Very interesting is the lengthy, lengthy naval service record on the north face of the plinth. Most interesting of all is the broken column in the form of THAT VERY MAST atop which Marthon was once perched.
But I’ve saved the best for last, Captain Nathan Sargent’s wondrous foundering ship monument with the angel of death blowing the trumpet over it (figures 8-15).

I cannot get enough of this monument. The bow of the foundering ship, in sandstone, is in the last seconds of being overcome by heavy seas (figures 8, 9), and the angel of death sounds a grim blast over it.
Figure 9. Sargent monument. Detail: rear. Figure 10. Sargent monument. Detail: Schuler angel over right shoulder. Figure 11. Sargent monument. Detail: Schuler angel face. Figure 12. Sargent monument. Profile view. Figure 13. Sargent monument. Detail: Schuler angel head and torso. Figure 14. Sargent monument. Detail: Schuler angel offers laurels with left hand. Figure 15. Sargent monument. Detail: Schuler signature on statue.

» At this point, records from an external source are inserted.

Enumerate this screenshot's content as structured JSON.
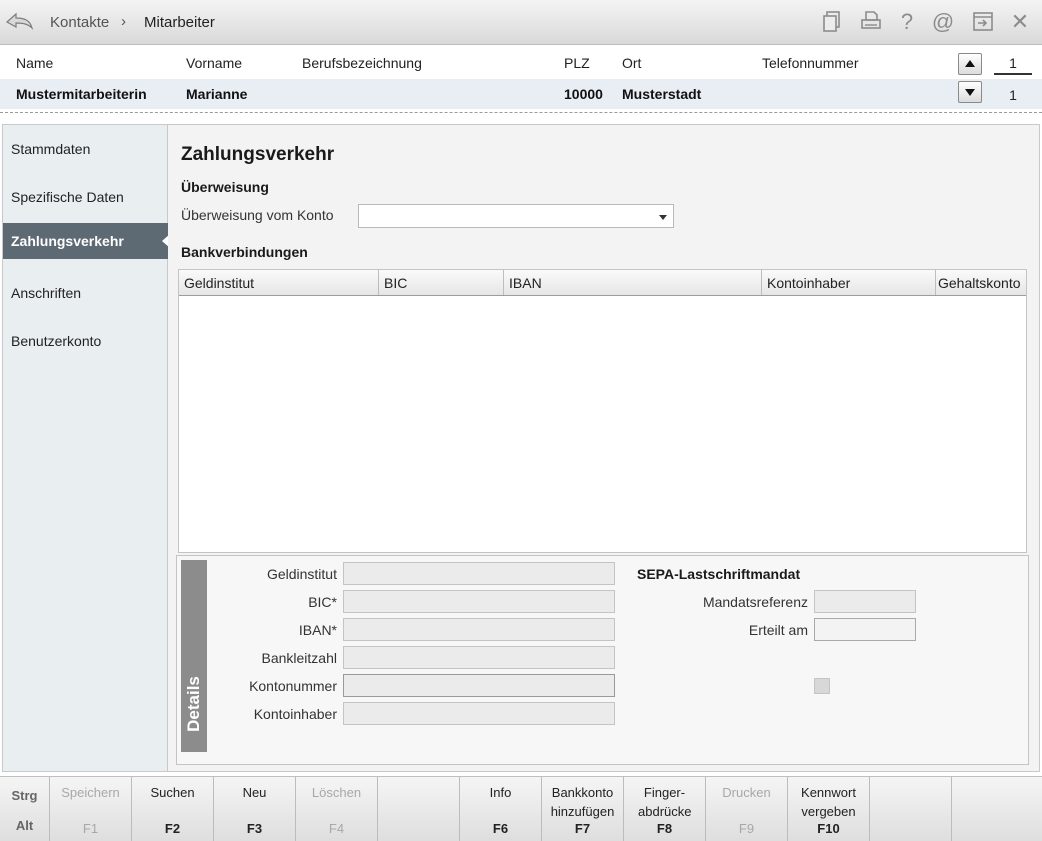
{
  "header": {
    "breadcrumb": [
      "Kontakte",
      "Mitarbeiter"
    ],
    "breadcrumb_sep": "›",
    "icons": [
      "documents-icon",
      "printer-icon",
      "help-icon",
      "email-icon",
      "export-icon",
      "close-icon"
    ]
  },
  "person": {
    "columns": {
      "name": "Name",
      "vorname": "Vorname",
      "beruf": "Berufsbezeichnung",
      "plz": "PLZ",
      "ort": "Ort",
      "telefon": "Telefonnummer"
    },
    "row": {
      "name": "Mustermitarbeiterin",
      "vorname": "Marianne",
      "beruf": "",
      "plz": "10000",
      "ort": "Musterstadt",
      "telefon": ""
    },
    "counter_top": "1",
    "counter_bottom": "1"
  },
  "sidebar": {
    "items": [
      {
        "label": "Stammdaten",
        "active": false
      },
      {
        "label": "Spezifische Daten",
        "active": false
      },
      {
        "label": "Zahlungsverkehr",
        "active": true
      },
      {
        "label": "Anschriften",
        "active": false
      },
      {
        "label": "Benutzerkonto",
        "active": false
      }
    ]
  },
  "main": {
    "title": "Zahlungsverkehr",
    "transfer_section": "Überweisung",
    "transfer_label": "Überweisung vom Konto",
    "transfer_value": "",
    "bank_section": "Bankverbindungen",
    "grid_columns": [
      "Geldinstitut",
      "BIC",
      "IBAN",
      "Kontoinhaber",
      "Gehaltskonto"
    ],
    "grid_rows": []
  },
  "details": {
    "tab_label": "Details",
    "fields": [
      {
        "label": "Geldinstitut",
        "value": ""
      },
      {
        "label": "BIC*",
        "value": ""
      },
      {
        "label": "IBAN*",
        "value": ""
      },
      {
        "label": "Bankleitzahl",
        "value": ""
      },
      {
        "label": "Kontonummer",
        "value": ""
      },
      {
        "label": "Kontoinhaber",
        "value": ""
      }
    ],
    "sepa_title": "SEPA-Lastschriftmandat",
    "mandat_label": "Mandatsreferenz",
    "mandat_value": "",
    "erteilt_label": "Erteilt am",
    "erteilt_value": ""
  },
  "fkeys": {
    "mod_top": "Strg",
    "mod_bottom": "Alt",
    "keys": [
      {
        "label": "Speichern",
        "key": "F1",
        "enabled": false
      },
      {
        "label": "Suchen",
        "key": "F2",
        "enabled": true
      },
      {
        "label": "Neu",
        "key": "F3",
        "enabled": true
      },
      {
        "label": "Löschen",
        "key": "F4",
        "enabled": false
      },
      {
        "label": "",
        "key": "",
        "enabled": false
      },
      {
        "label": "Info",
        "key": "F6",
        "enabled": true
      },
      {
        "label": "Bankkonto hinzufügen",
        "key": "F7",
        "enabled": true
      },
      {
        "label": "Finger-abdrücke",
        "key": "F8",
        "enabled": true
      },
      {
        "label": "Drucken",
        "key": "F9",
        "enabled": false
      },
      {
        "label": "Kennwort vergeben",
        "key": "F10",
        "enabled": true
      },
      {
        "label": "",
        "key": "",
        "enabled": false
      },
      {
        "label": "",
        "key": "",
        "enabled": false
      }
    ]
  },
  "colors": {
    "sidebar_active": "#5e6a73",
    "header_row": "#e8eef3",
    "details_tab": "#8c8c8c"
  }
}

The tan sandstone forms a nice contrast with the base in grey granite and the patinated statue. Unfortunately, the sandstone is beginning to spall here and there, though it is otherwise still pretty crisp.

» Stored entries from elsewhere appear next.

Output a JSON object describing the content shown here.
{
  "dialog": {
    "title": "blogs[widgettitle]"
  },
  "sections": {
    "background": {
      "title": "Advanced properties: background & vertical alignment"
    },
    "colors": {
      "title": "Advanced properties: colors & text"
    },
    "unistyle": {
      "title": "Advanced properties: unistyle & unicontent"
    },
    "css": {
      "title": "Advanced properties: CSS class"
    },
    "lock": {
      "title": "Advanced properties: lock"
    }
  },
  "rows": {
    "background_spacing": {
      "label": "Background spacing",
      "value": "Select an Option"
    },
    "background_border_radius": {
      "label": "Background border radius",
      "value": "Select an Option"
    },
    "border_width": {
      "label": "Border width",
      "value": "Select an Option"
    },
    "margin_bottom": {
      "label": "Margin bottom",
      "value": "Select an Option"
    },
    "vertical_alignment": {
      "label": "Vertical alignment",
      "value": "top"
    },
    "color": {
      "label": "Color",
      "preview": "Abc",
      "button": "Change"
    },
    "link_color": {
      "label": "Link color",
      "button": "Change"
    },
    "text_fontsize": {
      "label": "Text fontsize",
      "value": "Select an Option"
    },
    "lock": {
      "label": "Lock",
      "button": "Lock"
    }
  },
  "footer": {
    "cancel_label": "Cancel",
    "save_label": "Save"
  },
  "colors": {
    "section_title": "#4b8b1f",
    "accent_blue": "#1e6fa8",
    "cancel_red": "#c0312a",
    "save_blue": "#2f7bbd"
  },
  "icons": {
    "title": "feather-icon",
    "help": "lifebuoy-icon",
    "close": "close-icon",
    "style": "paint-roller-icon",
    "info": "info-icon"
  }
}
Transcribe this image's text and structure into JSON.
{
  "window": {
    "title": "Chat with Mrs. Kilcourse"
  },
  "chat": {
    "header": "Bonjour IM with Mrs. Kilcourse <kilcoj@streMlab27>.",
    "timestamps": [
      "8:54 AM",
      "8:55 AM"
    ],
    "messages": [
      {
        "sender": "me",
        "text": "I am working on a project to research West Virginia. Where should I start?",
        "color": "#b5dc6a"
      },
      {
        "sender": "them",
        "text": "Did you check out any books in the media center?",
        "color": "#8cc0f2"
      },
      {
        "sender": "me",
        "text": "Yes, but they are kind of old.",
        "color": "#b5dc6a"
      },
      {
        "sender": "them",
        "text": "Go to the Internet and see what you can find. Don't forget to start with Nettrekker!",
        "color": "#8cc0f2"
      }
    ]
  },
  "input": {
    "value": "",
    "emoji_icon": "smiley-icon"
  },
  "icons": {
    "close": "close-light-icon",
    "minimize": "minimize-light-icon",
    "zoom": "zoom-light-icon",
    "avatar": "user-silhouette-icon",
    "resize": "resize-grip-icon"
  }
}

The angel of death does double duty, standing in also as the conventional grieving figure that scatters flowers (or here, laurels, figure 14) at the grave. So, if you see it, in one guise the conceit is that the angel is present at the shipwreck sounding the trumpet, and in the other is present mourning alongside us at the grave. It’s a nice, multivalent conceit.
One should add that there is a metaphorical layer beneath the surface. The foundering ship is the dying (or dead) mortal—in this case Sargent—overcome not by the inexorable sea but by equally implacable death. In fact, Sargent did not go down with his, or anyone else’s ship but died a natural death on land, proving that the entire conceit must be read primarily on this metaphorical level.
The statue is signed by the talented and ubiquitous Hans Schuler, whose work can be seen in profusion in Baltimore cemeteries. He signs the statue 1911, 4 years after Sargent’s death, and accordingly we must give credit, I think, to his excellent wife Isabel Hill Sargent for commissioning this splendid and astounding monument.
Appendix I. The Grewe monument, Sleepy Hollow, Tarrytown, N.Y.

Grewe lasted into the age of jets, so the ship is purely metaphorical, bound for a distant shore.